The seven principles in this lesson are not theoretical ideals. They are the hard-won lessons of teams who shipped AI products without them and paid the price in support queues, lost customers, and emergency redesigns. Each principle addresses a specific failure mode that emerges when these lessons are ignored:
- Skip graceful degradation, and users get stranded when the model fails.
- Skip progressive disclosure, and users over-trust before they're ready.
- Skip trust calibration, and users either over-rely or abandon.
- Over-automate, and one AI error cascades into a workflow disaster.

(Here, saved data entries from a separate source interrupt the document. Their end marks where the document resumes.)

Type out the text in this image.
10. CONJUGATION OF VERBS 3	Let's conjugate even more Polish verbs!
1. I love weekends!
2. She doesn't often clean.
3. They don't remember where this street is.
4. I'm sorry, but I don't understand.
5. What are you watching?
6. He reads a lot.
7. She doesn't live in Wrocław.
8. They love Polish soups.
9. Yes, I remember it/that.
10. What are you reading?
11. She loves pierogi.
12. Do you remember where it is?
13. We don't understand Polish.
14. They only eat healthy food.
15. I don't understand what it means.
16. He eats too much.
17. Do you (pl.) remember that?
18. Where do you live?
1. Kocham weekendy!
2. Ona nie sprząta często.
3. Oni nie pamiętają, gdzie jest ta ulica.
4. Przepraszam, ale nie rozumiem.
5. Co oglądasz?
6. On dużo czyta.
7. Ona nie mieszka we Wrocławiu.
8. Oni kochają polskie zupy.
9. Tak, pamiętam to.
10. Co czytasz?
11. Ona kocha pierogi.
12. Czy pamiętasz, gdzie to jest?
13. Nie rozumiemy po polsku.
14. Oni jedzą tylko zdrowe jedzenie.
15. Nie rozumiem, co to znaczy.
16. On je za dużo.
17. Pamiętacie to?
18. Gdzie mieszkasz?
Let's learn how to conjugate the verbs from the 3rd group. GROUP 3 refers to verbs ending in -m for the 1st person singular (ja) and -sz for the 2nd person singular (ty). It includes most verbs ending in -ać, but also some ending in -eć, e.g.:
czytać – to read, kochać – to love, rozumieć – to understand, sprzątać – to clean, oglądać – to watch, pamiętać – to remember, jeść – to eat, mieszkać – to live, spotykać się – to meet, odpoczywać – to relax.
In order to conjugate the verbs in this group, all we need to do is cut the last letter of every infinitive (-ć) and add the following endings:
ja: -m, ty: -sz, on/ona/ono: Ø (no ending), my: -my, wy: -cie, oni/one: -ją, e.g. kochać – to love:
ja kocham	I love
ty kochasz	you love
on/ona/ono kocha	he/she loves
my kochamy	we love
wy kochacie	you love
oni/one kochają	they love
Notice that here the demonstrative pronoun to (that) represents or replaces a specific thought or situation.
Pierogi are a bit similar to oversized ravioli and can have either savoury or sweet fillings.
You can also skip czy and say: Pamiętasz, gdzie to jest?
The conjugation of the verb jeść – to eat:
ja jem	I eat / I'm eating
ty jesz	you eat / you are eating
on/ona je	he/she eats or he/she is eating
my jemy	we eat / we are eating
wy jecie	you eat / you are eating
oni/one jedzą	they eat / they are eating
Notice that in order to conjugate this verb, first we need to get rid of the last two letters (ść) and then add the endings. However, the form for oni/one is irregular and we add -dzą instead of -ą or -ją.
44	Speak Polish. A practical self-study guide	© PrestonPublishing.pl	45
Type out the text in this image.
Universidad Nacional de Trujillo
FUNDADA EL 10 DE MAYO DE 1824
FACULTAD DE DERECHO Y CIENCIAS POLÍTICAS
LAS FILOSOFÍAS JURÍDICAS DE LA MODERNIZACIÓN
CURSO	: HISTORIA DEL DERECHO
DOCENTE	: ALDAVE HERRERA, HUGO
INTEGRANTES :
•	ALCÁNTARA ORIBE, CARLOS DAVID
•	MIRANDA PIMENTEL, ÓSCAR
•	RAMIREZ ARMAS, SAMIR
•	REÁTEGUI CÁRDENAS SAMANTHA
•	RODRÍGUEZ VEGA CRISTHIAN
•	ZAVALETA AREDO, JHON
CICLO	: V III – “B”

- Skip failure mode design, and the first real-world edge case becomes a crisis.
- Treat an AI product like an AI feature, and the trust model is wrong from day one.
- Ignore the last mile, and model accuracy becomes irrelevant to user outcomes.
The model is necessary but not sufficient. The product design is what delivers model capability as user value. That is what this discipline is for.